EuRoc comprises various scenarios of drone flight in the same environment and six degrees of freedom ground truth. We choose to focus only on three scenarios among the 11 available. They correspond to different characteristics, detailed in Table 4, which are all interesting to assess the performance of the selected algorithms. Let us note that the drone flight movements show similarities with those of a handheld camera, contrary to the car-embedded cameras of the KITTI dataset [86], whose 10 Hz sampling frequency is not sufficient to track rapid movements. The amplitude of hand movement is often underestimated. Movements are more important than those of the arm naturally synchronized with the walking gait. The handheld device is turned over and raised to explore the environment. This is why we can compare it to the drone dynamics. The selected methods were also tested on a new dataset called “IRSTV” collected by a pedestrian walking with a handheld device along the urban path, shown in Figure 6, along with the hardware setup. It corresponds to a 466 m walking path in both indoor and bright outdoor spaces. It comprises images with scenes at different scales: streets, open spaces, and rooms. It also contains observations of glass-covered buildings that reflect the environment, which classically fails visual odometry. No specific motion for dynamic initialization was imposed at the beginning of the acquisition.

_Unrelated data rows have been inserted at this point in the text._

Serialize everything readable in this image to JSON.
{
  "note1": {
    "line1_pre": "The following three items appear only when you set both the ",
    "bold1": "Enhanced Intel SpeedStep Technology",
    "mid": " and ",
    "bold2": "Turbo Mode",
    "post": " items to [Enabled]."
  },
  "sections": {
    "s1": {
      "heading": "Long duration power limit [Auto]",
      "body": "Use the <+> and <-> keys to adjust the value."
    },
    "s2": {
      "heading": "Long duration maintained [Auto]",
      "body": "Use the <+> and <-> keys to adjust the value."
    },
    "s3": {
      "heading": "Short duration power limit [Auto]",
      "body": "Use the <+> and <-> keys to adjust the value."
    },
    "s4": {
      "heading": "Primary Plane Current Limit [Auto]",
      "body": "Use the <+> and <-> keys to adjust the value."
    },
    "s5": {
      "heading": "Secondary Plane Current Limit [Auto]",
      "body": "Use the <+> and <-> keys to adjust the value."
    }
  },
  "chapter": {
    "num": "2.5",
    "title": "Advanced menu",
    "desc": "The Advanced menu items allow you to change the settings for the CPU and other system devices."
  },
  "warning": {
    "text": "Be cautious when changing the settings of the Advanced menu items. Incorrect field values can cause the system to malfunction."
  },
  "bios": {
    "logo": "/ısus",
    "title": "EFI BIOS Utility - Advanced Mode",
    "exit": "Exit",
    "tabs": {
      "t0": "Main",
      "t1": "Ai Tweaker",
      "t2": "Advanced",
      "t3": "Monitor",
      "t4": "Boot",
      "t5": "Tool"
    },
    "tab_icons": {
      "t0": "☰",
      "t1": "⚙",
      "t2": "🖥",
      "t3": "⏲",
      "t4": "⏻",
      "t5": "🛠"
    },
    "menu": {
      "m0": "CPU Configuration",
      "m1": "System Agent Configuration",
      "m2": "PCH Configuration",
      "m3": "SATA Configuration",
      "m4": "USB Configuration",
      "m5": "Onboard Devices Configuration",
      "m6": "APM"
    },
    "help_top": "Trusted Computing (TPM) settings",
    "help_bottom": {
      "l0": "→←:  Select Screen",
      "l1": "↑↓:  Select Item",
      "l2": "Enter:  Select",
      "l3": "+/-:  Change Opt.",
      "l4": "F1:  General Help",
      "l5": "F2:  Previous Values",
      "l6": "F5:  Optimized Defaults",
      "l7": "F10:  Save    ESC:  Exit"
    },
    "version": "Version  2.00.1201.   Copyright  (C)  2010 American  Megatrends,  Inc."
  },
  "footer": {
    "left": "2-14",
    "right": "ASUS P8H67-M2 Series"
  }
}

The hardware setup comprises a Garmin camera and a dedicated platform named ULISS [87] (Figure 6). The camera is the “VIRB 30 Ultra” with a fixed focal length, a 60 Hz frame rate, and a pixel resolution corresponding to a standard resolution of smartphone’s acquisition. ULISS comprises a triaxis inertial measurement unit and a triaxis magnetometer sampled at 200 Hz, a barometer, a high-sensitivity GPS receiver, and an antenna. These low-cost sensors are classically embedded in mobile devices. This hardware setup gives access to raw data without prefiltering often embedded in mobile devices. ULISS and the camera data are precisely synchronized using timestamps from the GPS receivers embedded in both devices. The reference system for indoor/outdoor pedestrian navigation, PERSY [88], was attached to the foot. It provides the ground truth for the pedestrian’s scenario with 0.3% horizontal positioning accuracy of the cumulative walking distance. It is shown in green in Figure 6.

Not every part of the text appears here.